Weltweit haben Aktivisten in den vergangenen neun Monaten laut Lazard 159 Kampagnen bei 145 Unternehmen lanciert. Insgesamt bewegt sich die Branche damit im Bereich der Vorjahre. Aussagekräftig sind solche Zahlen vor allem als Zeitreihen, denn das Zählen von Kampagnen ist keine exakte Wissenschaft. So berichtet eine andere Studie von Activist Insight für die ersten drei Quartale gar von weltweit über 700 Kampagnen – also deutlich mehr als Lazard. Beiden Branchenberichten gemein ist, dass sie im laufenden Jahr eine etwas geringere Aktivität als im Rekordjahr 2018 beobachten.

Zunehmend im Fokus sind seit 2016 europäische Unternehmen. Im dritten Quartal 2019 haben Aktivisten hier zwanzig neue Kampagnen lanciert. Der langjährige Durchschnitt liegt laut Lazard bei zwölf aktivistischen Offensiven. Sieben Kampagnen gehen auf Elliott zurück, drei auf die in Grossbritannien ansässige CIAM.

Innerhalb Europas fand 2019 eine Flucht in grössere Märkte statt, schreibt Lazard. Das bekamen grosskapitalisierte Börsenplätze wie Deutschland, Frankreich, aber auch die Schweiz zu spüren. Der Trend ist nicht ganz neu, wie eine Übersicht des Beratungsunternehmens Deloitte zeigt. Seit 2014 ist die Zahl der Kampagnen in der Schweiz demnach von sieben auf 26 im vergangenen Jahr gestiegen. Ein Grund für das wachsende Interesse von Cevian und Co. dürften regulatorische Änderungen in den vergangenen Jahren sein.

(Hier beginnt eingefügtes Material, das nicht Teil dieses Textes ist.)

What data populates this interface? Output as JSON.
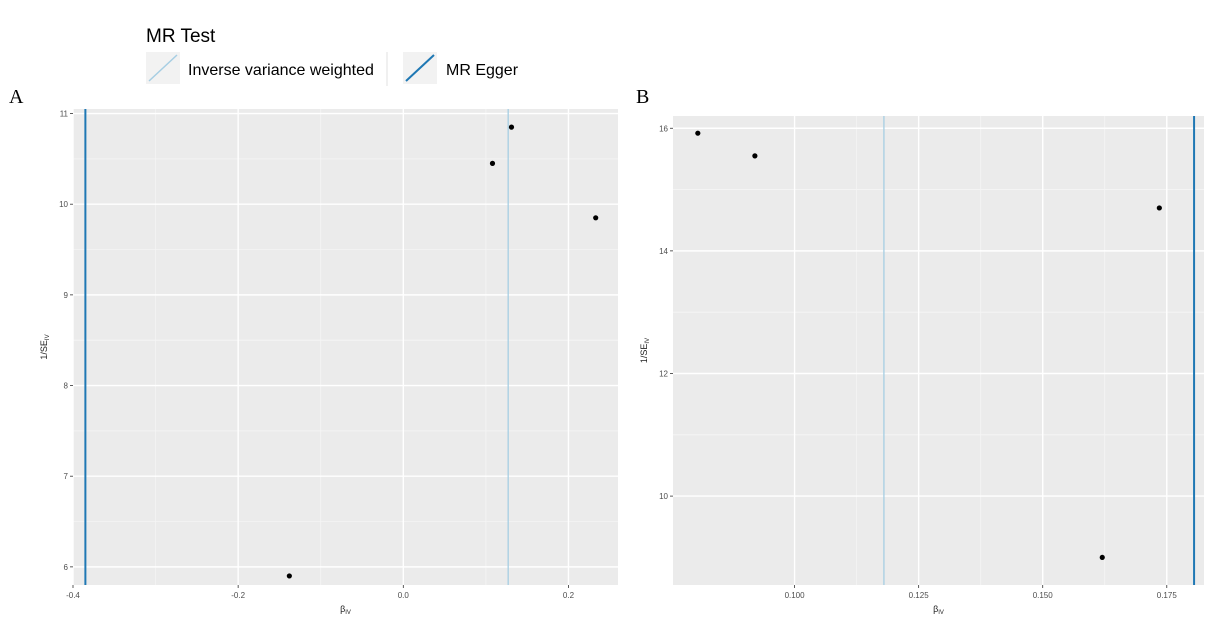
{
  "legend": {
    "title": "MR Test",
    "items": [
      {
        "label": "Inverse variance weighted",
        "color": "#a6cee3"
      },
      {
        "label": "MR Egger",
        "color": "#1f78b4"
      }
    ]
  },
  "panels": [
    {
      "letter": "A"
    },
    {
      "letter": "B"
    }
  ],
  "colors": {
    "panel_bg": "#ebebeb",
    "grid_major": "#ffffff",
    "grid_minor": "#f5f5f5",
    "point": "#000000",
    "ivw_line": "#a6cee3",
    "egger_line": "#1f78b4",
    "tick_text": "#4d4d4d"
  },
  "chart_data": [
    {
      "type": "scatter",
      "panel": "A",
      "xlabel": "βIV",
      "ylabel": "1/SEIV",
      "xlim": [
        -0.4,
        0.26
      ],
      "ylim": [
        5.8,
        11.05
      ],
      "x_ticks": [
        -0.4,
        -0.2,
        0.0,
        0.2
      ],
      "x_tick_labels": [
        "-0.4",
        "-0.2",
        "0.0",
        "0.2"
      ],
      "y_ticks": [
        6,
        7,
        8,
        9,
        10,
        11
      ],
      "y_tick_labels": [
        "6",
        "7",
        "8",
        "9",
        "10",
        "11"
      ],
      "grid": true,
      "points": [
        {
          "x": -0.138,
          "y": 5.9
        },
        {
          "x": 0.108,
          "y": 10.45
        },
        {
          "x": 0.131,
          "y": 10.85
        },
        {
          "x": 0.233,
          "y": 9.85
        }
      ],
      "vlines": [
        {
          "series": "MR Egger",
          "x": -0.385
        },
        {
          "series": "Inverse variance weighted",
          "x": 0.127
        }
      ]
    },
    {
      "type": "scatter",
      "panel": "B",
      "xlabel": "βIV",
      "ylabel": "1/SEIV",
      "xlim": [
        0.0755,
        0.1825
      ],
      "ylim": [
        8.55,
        16.2
      ],
      "x_ticks": [
        0.1,
        0.125,
        0.15,
        0.175
      ],
      "x_tick_labels": [
        "0.100",
        "0.125",
        "0.150",
        "0.175"
      ],
      "y_ticks": [
        10,
        12,
        14,
        16
      ],
      "y_tick_labels": [
        "10",
        "12",
        "14",
        "16"
      ],
      "grid": true,
      "points": [
        {
          "x": 0.0805,
          "y": 15.92
        },
        {
          "x": 0.092,
          "y": 15.55
        },
        {
          "x": 0.162,
          "y": 9.0
        },
        {
          "x": 0.1735,
          "y": 14.7
        }
      ],
      "vlines": [
        {
          "series": "Inverse variance weighted",
          "x": 0.118
        },
        {
          "series": "MR Egger",
          "x": 0.1805
        }
      ]
    }
  ]
}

Der Lärm der Aktivisten wird im laufenden Jahr kaum abnehmen. Es bleibt die für Anleger entscheidende Frage nach der Entwicklung des Aktienkurses: Bringt es was? Ironischerweise ist die eigene Performance der Fonds sehr durchzogen. Zwar gibt es einige wenige Überflieger – laut einem Artikel der Harvard-Universität waren dies 2018 CIAM, Voce und Corvex –, doch die Durchschnittsperformance des Aktivistenindex HFRI lag bei blamablen –10,5%. Dem Absturz zum Jahresende konnten sich auch in der Schweiz aktive Fonds nicht entziehen; Axxion hat im vergangenen Jahr 3,4% verloren, die wegen des Engagements bei Nestlé (NESN 99.00 -0.31%) bekannte Third Point gar 15,2%.

Generell ist der Return von Aktivisten im Vergleich zu ihren Zielen deutlich volatiler. Im laufenden Jahr sieht es bis anhin nach einem Plus aus. Aktivisten von Aktivisten sind daher bis anhin (noch) keine in Sicht.